Operations_to_Group_Mapping:
--------------------
Group_ID int not null frk
Op_ID int not null frk
Thus, in case X: A | (D & E & F)
Operations:
--------------------
Op_ID Op_Name
1 X
Equipment:
--------------------
Eq_ID Eq_Name Total_Available
1 A 5
-- ... snip ...
22 D 15
23 E 0
24 F 2
Group:
--------------------
Group_ID Eq_ID_1 Eq_1_Total_Required -- ... etc. ...
1 TRUE 3
-- ... snip ...
2 FALSE 0
Operations_to_Group_Mapping:
--------------------
Group_ID Op_ID
1 1
2 1
As loathe as I am to put recursive (tree) structures in SQL, it sounds like this is really what you're looking for. I would use something modeled like this:
Operation
----------------
OperationID PK
RootEquipmentGroupID FK -> EquipmentGroup.EquipmentGroupID
...
Equipment
----------------
EquipmentID PK
...
EquipmentGroup
----------------
EquipmentGroupID PK
LogicalOperator
EquipmentGroupEquipment
----------------
EquipmentGroupID | (also FK -> EquipmentGroup.EquipmentGroupID)
EntityType | PK (all 3 columns)
EntityID | (not FK, but references either Equipment.EquipmentID
or EquipmentGroup.EquipmentGroupID)
Now that I've put forth an arguably ugly schema, allow me to explain a bit...
Every equipment group can either be an and group or an or group (as designated by the LogicalOperator column). The members of each group are defined in the EquipmentGroupEquipment table, with EntityID referencing either Equipment.EquipmentID or another EquipmentGroup.EquipmentGroupID, the target being determined by the value in EntityType. This will allow you to compose a group that consists of equipment or other groups.

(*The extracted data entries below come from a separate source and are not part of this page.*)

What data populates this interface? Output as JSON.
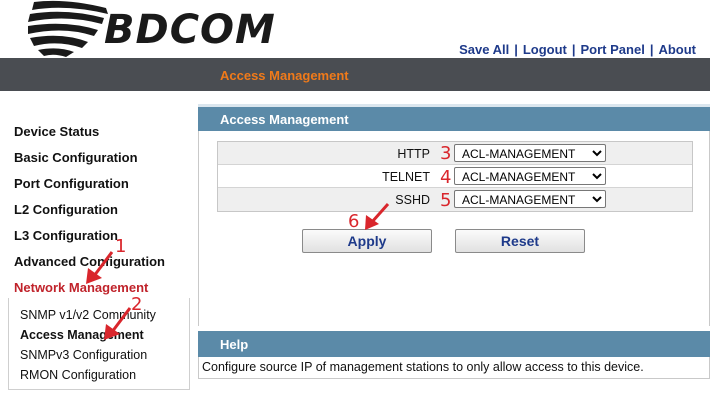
{
  "brand": {
    "name": "BDCOM"
  },
  "toplinks": [
    {
      "label": "Save All"
    },
    {
      "label": "Logout"
    },
    {
      "label": "Port Panel"
    },
    {
      "label": "About"
    }
  ],
  "titlebar": {
    "title": "Access Management"
  },
  "sidebar": {
    "items": [
      {
        "label": "Device Status"
      },
      {
        "label": "Basic Configuration"
      },
      {
        "label": "Port Configuration"
      },
      {
        "label": "L2 Configuration"
      },
      {
        "label": "L3 Configuration"
      },
      {
        "label": "Advanced Configuration"
      },
      {
        "label": "Network Management"
      }
    ],
    "submenu": [
      {
        "label": "SNMP v1/v2 Community"
      },
      {
        "label": "Access Management"
      },
      {
        "label": "SNMPv3 Configuration"
      },
      {
        "label": "RMON Configuration"
      }
    ]
  },
  "main": {
    "header": "Access Management",
    "rows": [
      {
        "label": "HTTP",
        "value": "ACL-MANAGEMENT"
      },
      {
        "label": "TELNET",
        "value": "ACL-MANAGEMENT"
      },
      {
        "label": "SSHD",
        "value": "ACL-MANAGEMENT"
      }
    ],
    "apply_label": "Apply",
    "reset_label": "Reset"
  },
  "help": {
    "header": "Help",
    "text": "Configure source IP of management stations to only allow access to this device."
  },
  "annotations": [
    "1",
    "2",
    "3",
    "4",
    "5",
    "6"
  ],
  "colors": {
    "annotation": "#d9262c",
    "panel_header": "#5b8aa8",
    "titlebar": "#4a4d52",
    "active_title": "#f07a1a"
  }
}
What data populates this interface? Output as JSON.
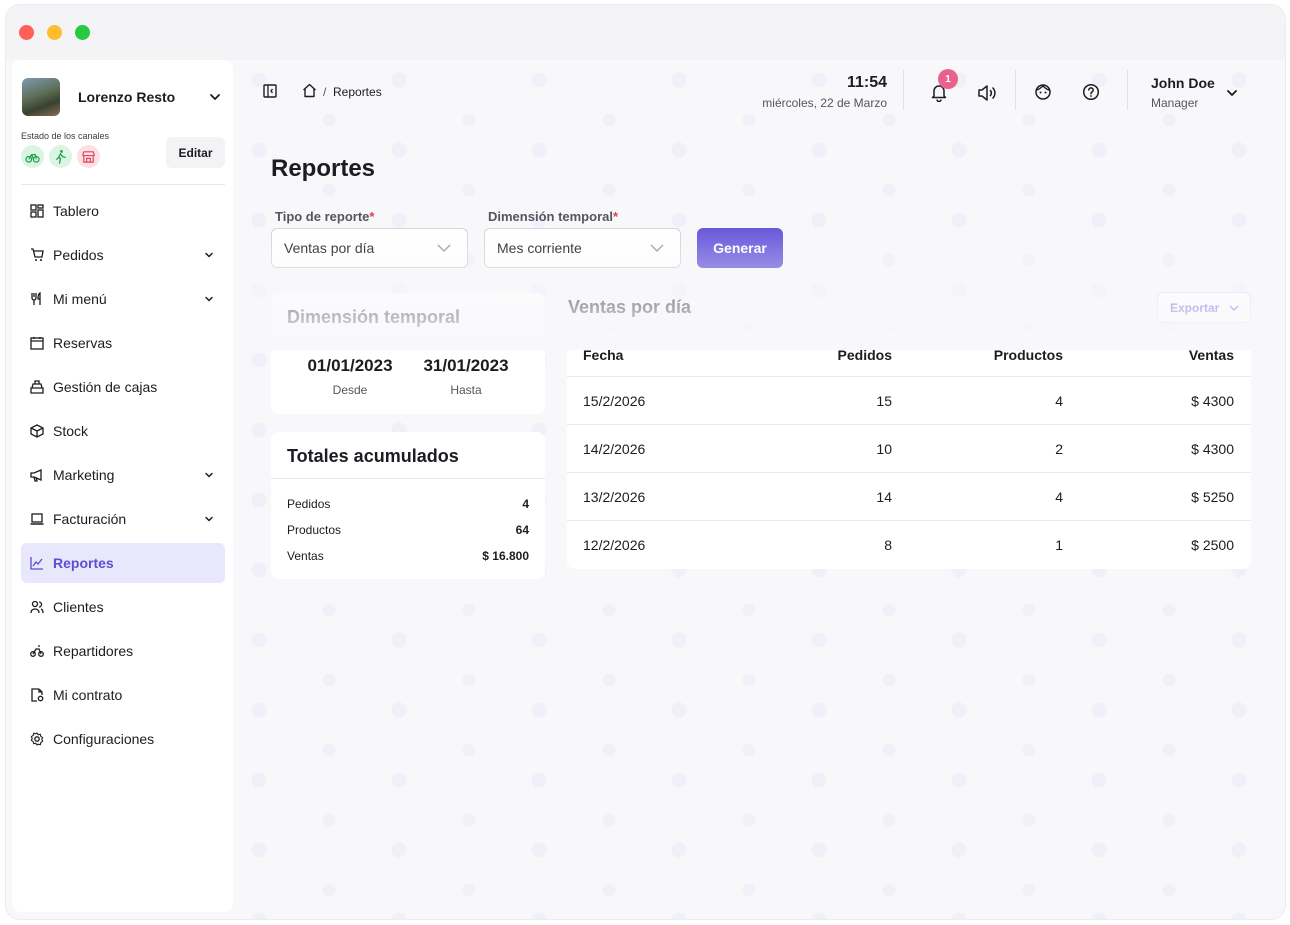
{
  "store": {
    "name": "Lorenzo Resto",
    "channels_label": "Estado de los canales",
    "edit_label": "Editar"
  },
  "nav": {
    "items": [
      {
        "label": "Tablero"
      },
      {
        "label": "Pedidos"
      },
      {
        "label": "Mi menú"
      },
      {
        "label": "Reservas"
      },
      {
        "label": "Gestión de cajas"
      },
      {
        "label": "Stock"
      },
      {
        "label": "Marketing"
      },
      {
        "label": "Facturación"
      },
      {
        "label": "Reportes"
      },
      {
        "label": "Clientes"
      },
      {
        "label": "Repartidores"
      },
      {
        "label": "Mi contrato"
      },
      {
        "label": "Configuraciones"
      }
    ]
  },
  "topbar": {
    "breadcrumb_sep": "/",
    "breadcrumb_page": "Reportes",
    "time": "11:54",
    "date": "miércoles, 22 de Marzo",
    "notifications": "1",
    "user_name": "John Doe",
    "user_role": "Manager"
  },
  "page": {
    "title": "Reportes",
    "report_type_label": "Tipo de reporte",
    "report_type_value": "Ventas por día",
    "time_dim_label": "Dimensión temporal",
    "time_dim_value": "Mes corriente",
    "required_mark": "*",
    "generate_label": "Generar"
  },
  "time_card": {
    "title": "Dimensión temporal",
    "from": "01/01/2023",
    "from_label": "Desde",
    "to": "31/01/2023",
    "to_label": "Hasta"
  },
  "totals": {
    "title": "Totales acumulados",
    "rows": [
      {
        "label": "Pedidos",
        "value": "4"
      },
      {
        "label": "Productos",
        "value": "64"
      },
      {
        "label": "Ventas",
        "value": "$ 16.800"
      }
    ]
  },
  "sales": {
    "title": "Ventas por día",
    "export_label": "Exportar",
    "headers": [
      "Fecha",
      "Pedidos",
      "Productos",
      "Ventas"
    ],
    "rows": [
      [
        "15/2/2026",
        "15",
        "4",
        "$ 4300"
      ],
      [
        "14/2/2026",
        "10",
        "2",
        "$ 4300"
      ],
      [
        "13/2/2026",
        "14",
        "4",
        "$ 5250"
      ],
      [
        "12/2/2026",
        "8",
        "1",
        "$ 2500"
      ]
    ]
  },
  "colors": {
    "accent": "#6b5bdb",
    "active_bg": "#e9e7fb",
    "badge": "#e8628b",
    "channel_green": "#22a04b",
    "channel_red": "#e0455a"
  },
  "icons": [
    "sidebar-toggle-icon",
    "home-icon",
    "bell-icon",
    "speaker-icon",
    "face-icon",
    "help-icon",
    "chevron-down-icon"
  ]
}
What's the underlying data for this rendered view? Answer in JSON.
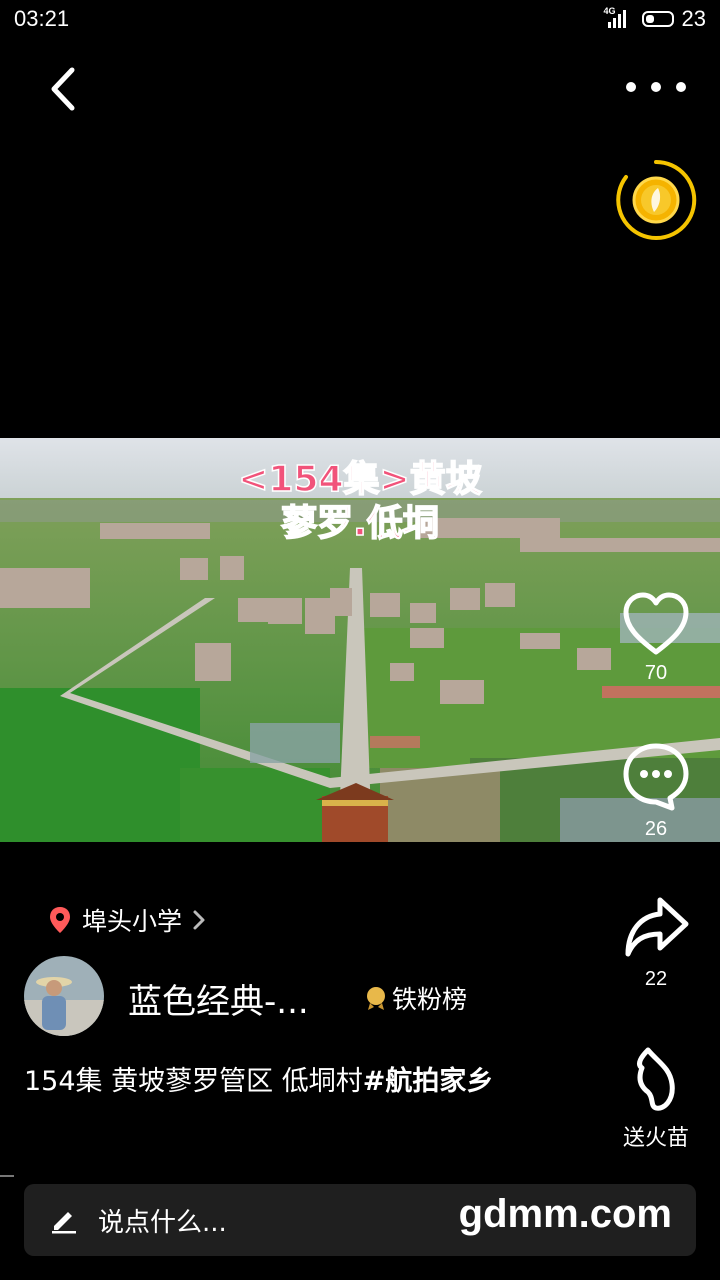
{
  "status_bar": {
    "time": "03:21",
    "network": "4G",
    "battery": "23"
  },
  "video": {
    "caption_line1": "<154集>黄坡",
    "caption_line2": "蓼罗.低垌"
  },
  "actions": {
    "like_count": "70",
    "comment_count": "26",
    "share_count": "22",
    "gift_label": "送火苗"
  },
  "location": {
    "name": "埠头小学"
  },
  "author": {
    "name": "蓝色经典-...",
    "fan_rank_label": "铁粉榜"
  },
  "description": {
    "text": "154集 黄坡蓼罗管区 低垌村",
    "hashtag": "#航拍家乡"
  },
  "comment_bar": {
    "placeholder": "说点什么...",
    "watermark": "gdmm.com"
  },
  "colors": {
    "accent_gold": "#f5c400",
    "caption_pink": "#f1537a",
    "pin_red": "#ff5a5a"
  }
}
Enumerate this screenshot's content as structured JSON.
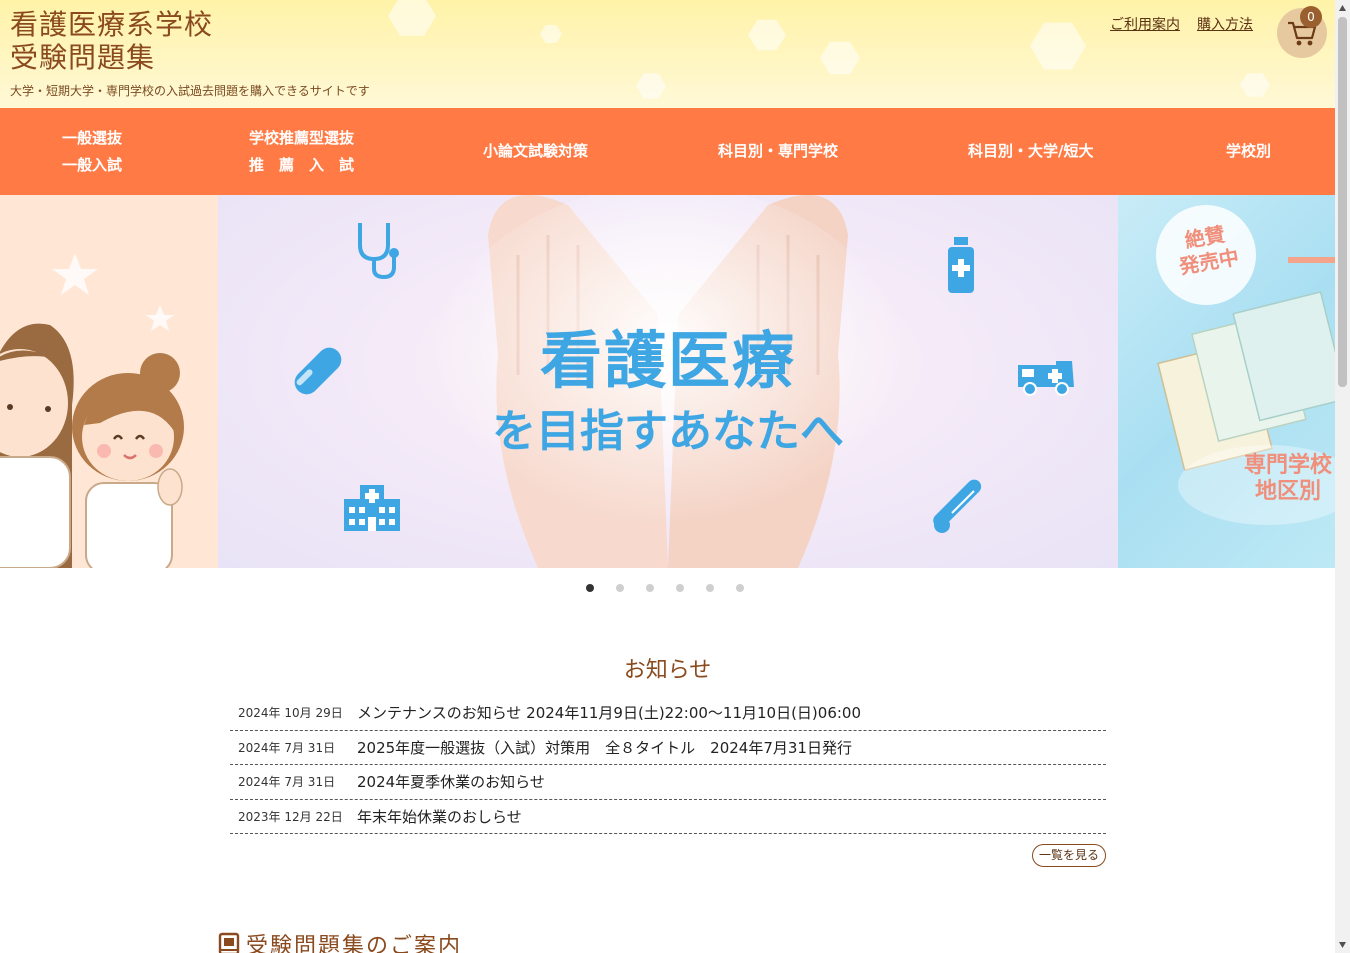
{
  "header": {
    "title_line1": "看護医療系学校",
    "title_line2": "受験問題集",
    "tagline": "大学・短期大学・専門学校の入試過去問題を購入できるサイトです",
    "links": [
      "ご利用案内",
      "購入方法"
    ],
    "cart_count": "0",
    "cart_icon": "cart-icon"
  },
  "nav": {
    "items": [
      {
        "line1": "一般選抜",
        "line2": "一般入試"
      },
      {
        "line1": "学校推薦型選抜",
        "line2": "推　薦　入　試"
      },
      {
        "line1": "小論文試験対策",
        "line2": ""
      },
      {
        "line1": "科目別・専門学校",
        "line2": ""
      },
      {
        "line1": "科目別・大学/短大",
        "line2": ""
      },
      {
        "line1": "学校別",
        "line2": ""
      }
    ]
  },
  "hero": {
    "headline": "看護医療",
    "subline": "を目指すあなたへ",
    "right_badge_line1": "絶賛",
    "right_badge_line2": "発売中",
    "right_caption_line1": "専門学校",
    "right_caption_line2": "地区別",
    "slide_count": 6,
    "active_slide": 1
  },
  "news": {
    "title": "お知らせ",
    "items": [
      {
        "date": "2024年 10月 29日",
        "text": "メンテナンスのお知らせ 2024年11月9日(土)22:00〜11月10日(日)06:00"
      },
      {
        "date": "2024年 7月 31日",
        "text": "2025年度一般選抜（入試）対策用　全８タイトル　2024年7月31日発行"
      },
      {
        "date": "2024年 7月 31日",
        "text": "2024年夏季休業のお知らせ"
      },
      {
        "date": "2023年 12月 22日",
        "text": "年末年始休業のおしらせ"
      }
    ],
    "more_label": "一覧を見る"
  },
  "guide": {
    "title": "受験問題集のご案内",
    "icon": "book-icon"
  },
  "colors": {
    "nav_bg": "#ff7a45",
    "brand_brown": "#8a4a1e",
    "hero_blue": "#3fa6e4"
  }
}
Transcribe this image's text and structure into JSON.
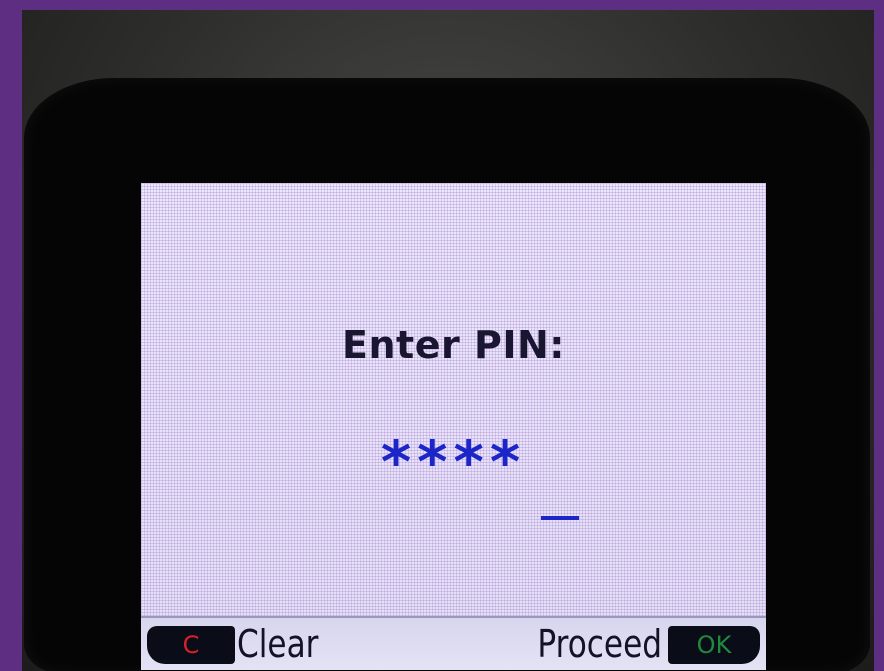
{
  "screen": {
    "prompt": "Enter PIN:",
    "pin_mask": "****",
    "cursor": "_"
  },
  "softkeys": {
    "left_key": "C",
    "left_label": "Clear",
    "right_label": "Proceed",
    "right_key": "OK"
  },
  "colors": {
    "background": "#5d2e82",
    "screen": "#e6e3f7",
    "prompt_text": "#1a1530",
    "pin_text": "#1b25c8",
    "clear_key_text": "#d8202a",
    "ok_key_text": "#1e8a3c"
  }
}
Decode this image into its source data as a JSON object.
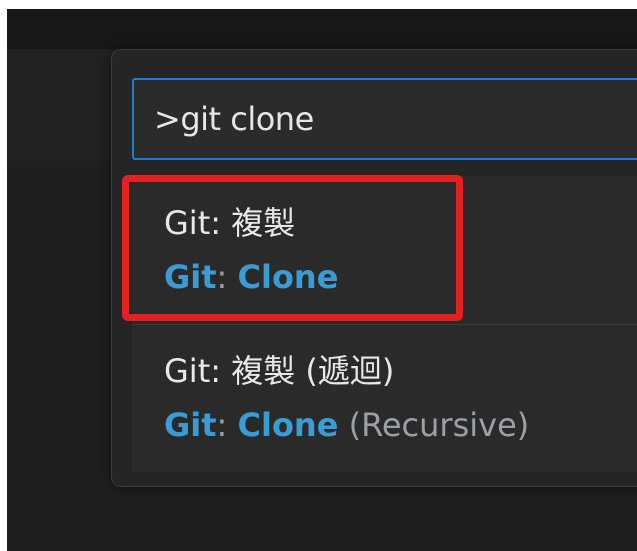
{
  "command_palette": {
    "query": ">git clone",
    "results": [
      {
        "localized_label": "Git: 複製",
        "english_prefix": "Git",
        "english_colon": ":",
        "english_command": "Clone",
        "english_suffix": ""
      },
      {
        "localized_label": "Git: 複製 (遞迴)",
        "english_prefix": "Git",
        "english_colon": ":",
        "english_command": "Clone",
        "english_suffix": " (Recursive)"
      }
    ]
  },
  "annotation": {
    "highlight_color": "#e42121"
  },
  "colors": {
    "accent": "#1a7fd4",
    "match_highlight": "#3a9bd5"
  }
}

This will allow you to represent something as simple as "requires equipment A", which would look like this:
EquipmentGroupID LogicalOperator
--------------------------------------------
1 'AND'
EquipmentGroupID EntityType EntityID
--------------------------------------------
1 1 'A'
...all the way to your "A | (D & E & F)", which would look like this:
EquipmentGroupID LogicalOperator
--------------------------------------------
1 'OR'
2 'AND'
EquipmentGroupID EntityType EntityID
--------------------------------------------
1 1 'A'
1 2 2 -- group ID 2
2 1 'D'
2 1 'E'
2 1 'F'
(I realize that I've mixed data types in the EntityID column; this is just to make it clearer. Obviously you wouldn't do this in an actual implementation)
This would also allow you to represent structures of arbitrary complexity. While I realize that you (correctly) don't wish to overarchitect the solution, I don't think you can really get away with less without breaking 1NF (by combining multiple equipment into a single column).
From what I understood you want to store the equipments in relation to the operations in a way that will allow you to apply your business logic to it later, in that case you'll need 3 tables:
Operations:
ID
name
Equipment:
ID
name
Operations_Equipment:
equipment_id
operation_id
symbol
Where symbol is A, B, C, etc...
If you have the condition like (A & B) | (C & D) you can know which equipment is which easily.